Потом.… Думаю, ты все помнишь. Как твоя тяга к развлечениям, вынудила тебя во время прогулки пригласить меня в оливковую рощу, славящуюся своими урожаями и красотой на всю область.
 По-моему, ты уже догадывалась, что я неравнодушен к тебе. Естественно, как кошка, играющая с мышкой, ты наслаждалась моими тщетными попытками ускользнуть из твоих цепких лап. Я принялся было объяснять рабу, посланному тобой, что я болен расстройством желудка и по этой причине не смогу прийти к тебе, как из-за его спины показалась ты. Ты перебила меня, сообщив, что недавно тебе привезли драгоценный аравийский бальзам, и ты готова испробовать его на мне. Я с наигранным восторгом сообщил тебе, что готов всю жизнь служить тебе подопытным псом, стоит тебе только пожелать.
- Желаю! - нараспев и с вызовом произнесла ты. При этом легкая туника незаметно слетела с тебя, обнажив фантастические формы. Ты это сделала как бы случайно. Я знаю, что будь на моем месте кто-либо другой, потерял бы, наверное, сознание, или с «диким зубовным скрежетом» набросился бы на тебя. Я же, сознавая, что могу лишь созерцать это разнузданное торжество плоти, не имея возможности прикоснуться к нему, стоял как зачарованный, лишь вздрогнув от какого-то странного звука. Это, охнув, и зажмурившись, упал на колени твой преданный раб - лангобард, неотступно шествующий за тобой по пятам. Он знал приказ своего хозяина – всеслышащего Квинта – «Видевший наготу хозяйки, достоин смерти. Это услада только для «хозяйских» очей».

Все слишком литературно.

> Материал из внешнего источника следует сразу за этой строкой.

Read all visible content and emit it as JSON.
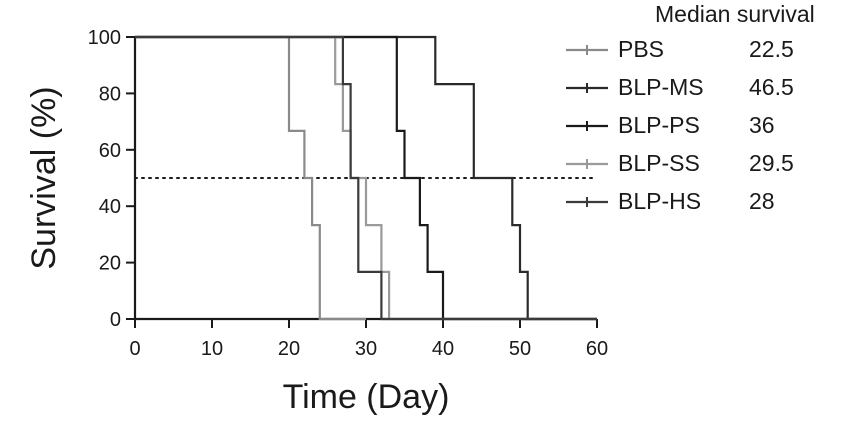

Скорее всего, ты ничему не поверишь. Хотя, жизнь бывает иногда менее правдоподобной, чем литература. Прости за банальности. Вероятно, если бы я пересказывал свои воспоминания, пережитые другим человеком, эпохи ХХ века, душа которого по воле истертой от частого пользования магии вселилась в бренное тело писаря Елизария, то ты поверила бы быстрей. Кто знает, где прячется истина? Вероятно, в складках подробностей.

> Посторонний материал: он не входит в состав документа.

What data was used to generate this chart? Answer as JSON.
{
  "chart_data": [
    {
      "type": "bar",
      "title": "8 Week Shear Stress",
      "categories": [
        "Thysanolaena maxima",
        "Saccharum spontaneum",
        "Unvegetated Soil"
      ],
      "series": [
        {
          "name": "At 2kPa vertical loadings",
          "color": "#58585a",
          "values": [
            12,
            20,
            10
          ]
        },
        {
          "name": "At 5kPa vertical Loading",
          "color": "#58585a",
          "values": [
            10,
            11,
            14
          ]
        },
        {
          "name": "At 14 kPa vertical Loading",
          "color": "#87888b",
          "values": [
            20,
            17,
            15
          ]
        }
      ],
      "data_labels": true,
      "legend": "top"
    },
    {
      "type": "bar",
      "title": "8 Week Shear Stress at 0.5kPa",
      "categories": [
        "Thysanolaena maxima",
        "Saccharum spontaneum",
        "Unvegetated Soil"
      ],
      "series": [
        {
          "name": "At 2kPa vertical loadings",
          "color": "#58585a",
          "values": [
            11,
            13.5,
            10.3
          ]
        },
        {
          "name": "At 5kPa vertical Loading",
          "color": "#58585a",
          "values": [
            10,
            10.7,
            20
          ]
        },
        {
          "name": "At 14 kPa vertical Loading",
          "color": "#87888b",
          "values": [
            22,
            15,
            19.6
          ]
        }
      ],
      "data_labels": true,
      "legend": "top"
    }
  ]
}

 А этот малый, живущий теперь там, лишь подтверждает гипотезу о параллельности временных потоков. Ха! Интересно кому он ее там подтверждает. Теперь он, наверное, рассказывает отупевшим от изнурительного физического труда сарматкам о своей жизни, в которой он чуть не подох на дальневосточных сопках в 1983г, в госпитале, стоявшем на реке Амур, рядом с Китаем. Он увлеченно пересказывает, как впервые увидел себя в зеркале после тяжело перенесенной «желтухи» - совершенно безжизненный скелет, обтянутой желтой кожей 38 кг веса. Как он без сознания провалялся несколько дней под капельницей. Как на противоположном берегу стоял забавный маленький китайский городишко, к пристани которого раз в неделю подходил смешной колесный пароходик (такие у нас показывали в старых фильмах 30-х гг). Это все было видно с госпитальной койки второго яруса, где он валялся часами. Он мог бы рассказать, как любил умничать, вызывая восторг медсестер и зависть сослуживцев. Он много чего смог бы рассказать, но покоренным сарматам и иллирийцам это не нужно. Да и тебе это не нужно. Проще все забыть и ничему не верить.

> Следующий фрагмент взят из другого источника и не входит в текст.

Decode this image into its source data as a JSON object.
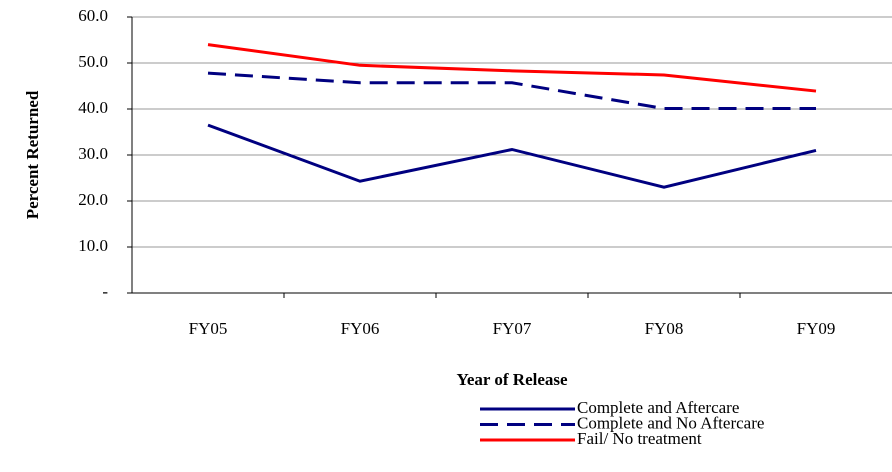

Но как же ты была прекрасна, когда соблазняла меня. Конечно, ты была чемпионка в этом пока непризнанном виде спорта. Непокоренная высота интересна прыгуну, пока она не взята. Я это понимал и знал, что ты «остынешь», как только получишь новый трофей. Конечно, мне нельзя было сразу сдаваться, тогда бы я потерял тебя мгновенно. На моей стороне был, как это не парадоксально звучит, страшный недуг – проклятие, из-за которого я мог вкушать твои «прелести» лишь очами. Другим преимуществом было то, что я тебе интересен (и я это осознавал) и чем больше ты общалась со мной, тем больше увлекалась мной. Хотя это можно тоже расценивать двояко. Женская привязанность – это ценный, но очень опасный дар. Я это знал, как никто. Ты ведь помнишь причину моего увечья.
Я помню эту первую нашу ночь. Ты тогда…
Произнеся это, я приблизился к тебе и спросил: «Помнишь, как было тогда?». Неотрывно наблюдая за мной, как за сумасшедшим, ты коротко сказала: «Да». Ты это произнесла очень тихо, не отрывая взгляда от моих глаз. Едва слышно. Но я это понял по губам. Они, этим кратким «Да», источали сок созревшего плода. Я понял, что ты все вспомнила. Ты переживала шок, как будто после долгого летаргического сна. Я тебя хорошо знал, но я никогда не видел, как ты плачешь. Я это увидел впервые. Открою тебе тайну. Ничего так не возбуждает меня как женские слезы. В эти мгновение хочется превратиться в маленькую губку и впитать их все без остатка. Эти маленькие бусинки, раскатившиеся по твоему красивому лицу, блестели замысловатым узором. Меня восхищало, что ты плачешь, не меняя спокойного и сосредоточенного выражения лица. Мне хотелось подобрать каждую слезинку. Я вылизывал их с тщанием голодного пса, испытывая состояние близкое к оргазму. Я вспоминал их солоноватый вкус жизни, забытой страсти, волнующегося моря.
Потом, закрыв глаза, ты ощущала, как мои губы бродили сумасшедшим «странником» по твоему прелестному телу. Я упивался нежнейшим шелком твоей кожи. Повелительным жестом, схватив меня за голову, ты направляла меня в самые затаенные места на этой “terra incognita”. Я уже готов был заблудиться здесь навсегда, когда понял, что тебе нужны были уже другие паломники. Я замер, казалось на мгновение, и понял, если пауза продлиться еще на долю секунды, то ты меня просто задушишь. Все повторилось, как тогда – тысячи лет назад, с той лишь разницей, что паузу тогда взяла ты, а я, обезумевший от нахлынувших на меня полузабытых чувств и ощущений, мог, наверное, умереть. Я себя ощущал тогда совершенной игрушкой в твоих искусных руках. Все повторяется. Но ты удивительно изменилась. А может это уже не ты?
Я же …
Зря я все это наболтал. Хорошо, что еще во время остановился. Надо одуматься. Учащенное сердцебиение и дрожь в пальцах не дают возможности дописать.

Я.
P.S. Не знаю надо ли продолжать. Можно просто развлекаться, как это делали когда-то за обедом миллионы тружеников страны, слушая радиопередачу «В рабочий полдень». А можно на секундочку поверить. Или сделать вид. Я согласен обмануться.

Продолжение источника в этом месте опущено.